Dr. Williamson said the law will only add to the regulatory burden that has forced small-practice physicians to seek refuge in a hospital or mega-group. Many physicians, he predicted, will not accept the new paradigm and will instead leave patient care, leaving medicine even more short-handed.

He conceded that some vertical organizations in healthcare, such as the Veterans Health Administration, perform well. "But we need pluralism," said Dr. Williamson, a member of a 3-physician practice. "We need soloists as well as groups."

IPAs Show a Way Forward for Small Practices

The Annals article by White House officials, and its vision of Big Medicine, struck Dennis Smith, a former director of Medicaid under President George W. Bush, as another example of big government meddling.
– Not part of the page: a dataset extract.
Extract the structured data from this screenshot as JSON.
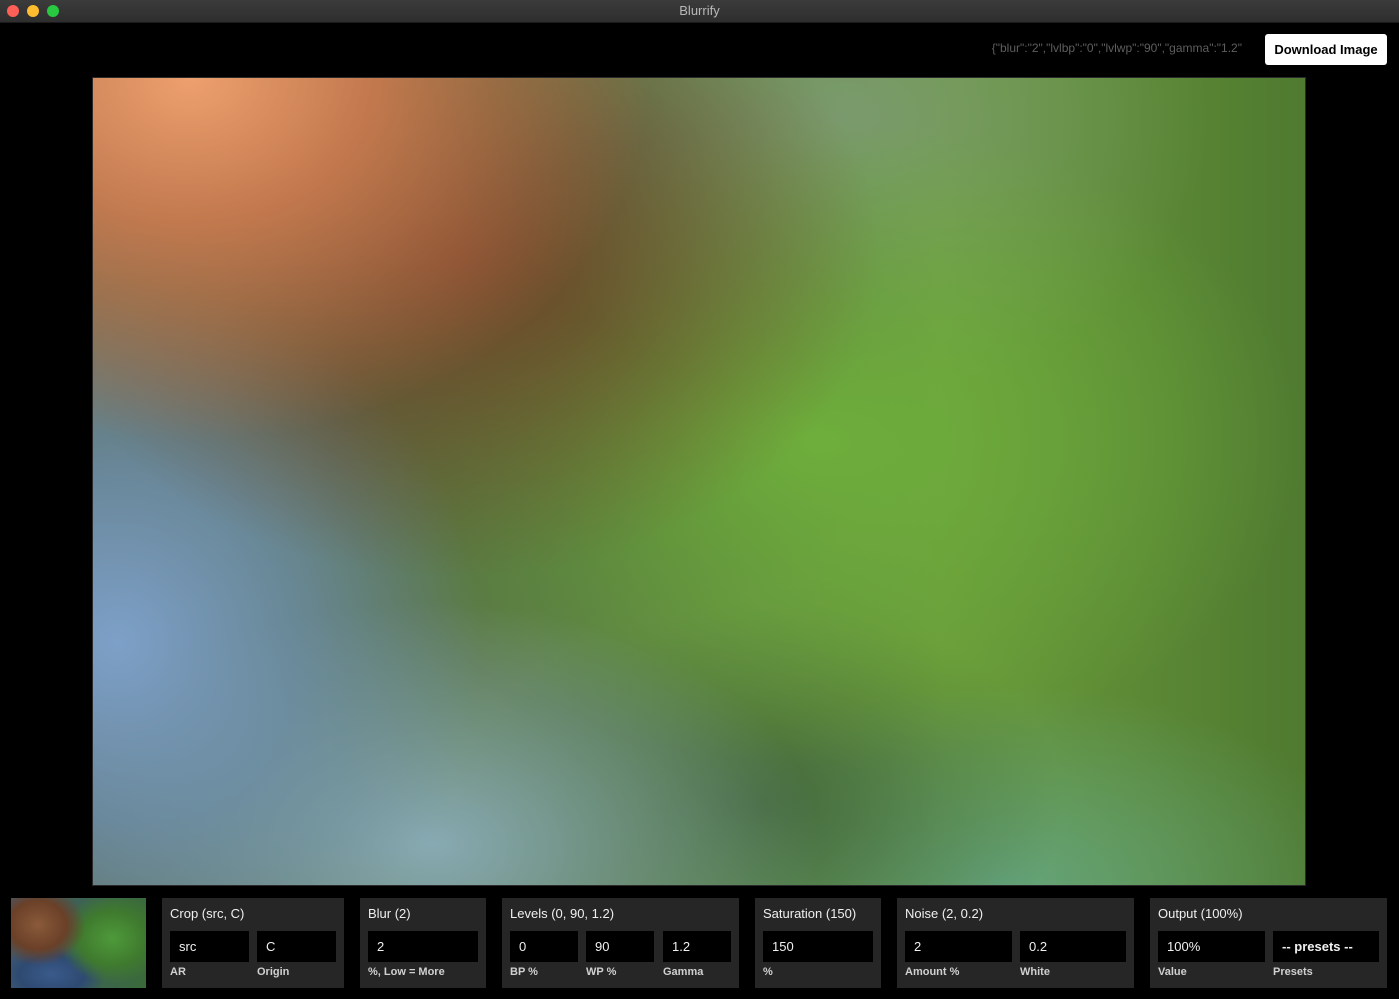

"If a physician's only choice is to join a large corporation, we're going down the wrong path," said Smith, a former healthcare analyst with the Heritage Foundation — a conservative think tank — who now works at a Washington, DC, consulting firm. "We have the greatest healthcare system in the world because physicians have been independent. How many of the latest medical discoveries occurred because a physician tried something different?"

Similar to Dr. Ralston, Smith told Medscape Medical News that inexpensive information technology could allow independent physicians to form virtual groups for the sake of improved patient care. "We have 2 competing trends — the centralization of authority, which the healthcare reform law personifies, and the power to decentralize authority through information technology."

On the leftish end of the public policy spectrum, Paul Ginsburg, PhD, president of the Center for Studying Health System Change, said he welcomes the shift to larger provider organizations because they are best suited to achieve the patient-improvement and cost-control goals of healthcare reform. However, Dr. Ginsburg agrees with Dr. Ralston and Smith about the possibility of small practices surviving if they can hook up with each other electronically.

"The game is not over for small practices," Dr. Ginsburg told Medscape Medical News, "but it's over for small practices operating in a bubble on a piecemeal basis, ignoring the rest of what's happening to their patients. They can't just be cottage industries."

Echoing Dr. Ralston, Dr. Ginsburg said IPAs show small groups a way forward. "IPAs are keeping medical practices viable in California," he said. He noted that their record of success has occurred in a state where managed care remains vibrant. There, managed care has pioneered the use of pay for performance, which figures prominently in the new healthcare reform law.

AMA Urges Washington Not to Favor Large Provider Groups

IPAs have long been touted as a means for physicians to gain strength in numbers and still remain entrepreneurial, small-business owners. Organized medicine, however, worries that federal antitrust laws may prevent IPAs and their small practices from participating in ACOs in the new era of healthcare reform, thus tilting everything toward large, vertically integrated organizations.

Right now, IPAs are barred from collective bargaining with insurers unless their physician members share substantial financial risk through capitated payments and the like, or are "clinically integrated." That means delivering coordinated care based on practice guidelines, sharing patient data electronically, and holding themselves accountable for meeting (or missing) performance goals. Otherwise, the IPA must take a weaker role in negotiations.

Over the years, the Federal Trade Commission has prosecuted IPAs deemed guilty of collective bargaining. In light of this history, the American Medical Association sent a letter earlier this month to Donald Berwick, MD, the new administrator of the Centers for Medicare and Medicaid Services (CMS), urging the government to create explicit antitrust exceptions for physician organizations participating in ACOs.

"We urge that everything possible to facilitate participation by all the provider structures authorized in the law, and not inadvertently bias participation in favor of large health systems and hospital dominated networks," the AMA writes.

Ann Intern Med. Published online August 24, 2010.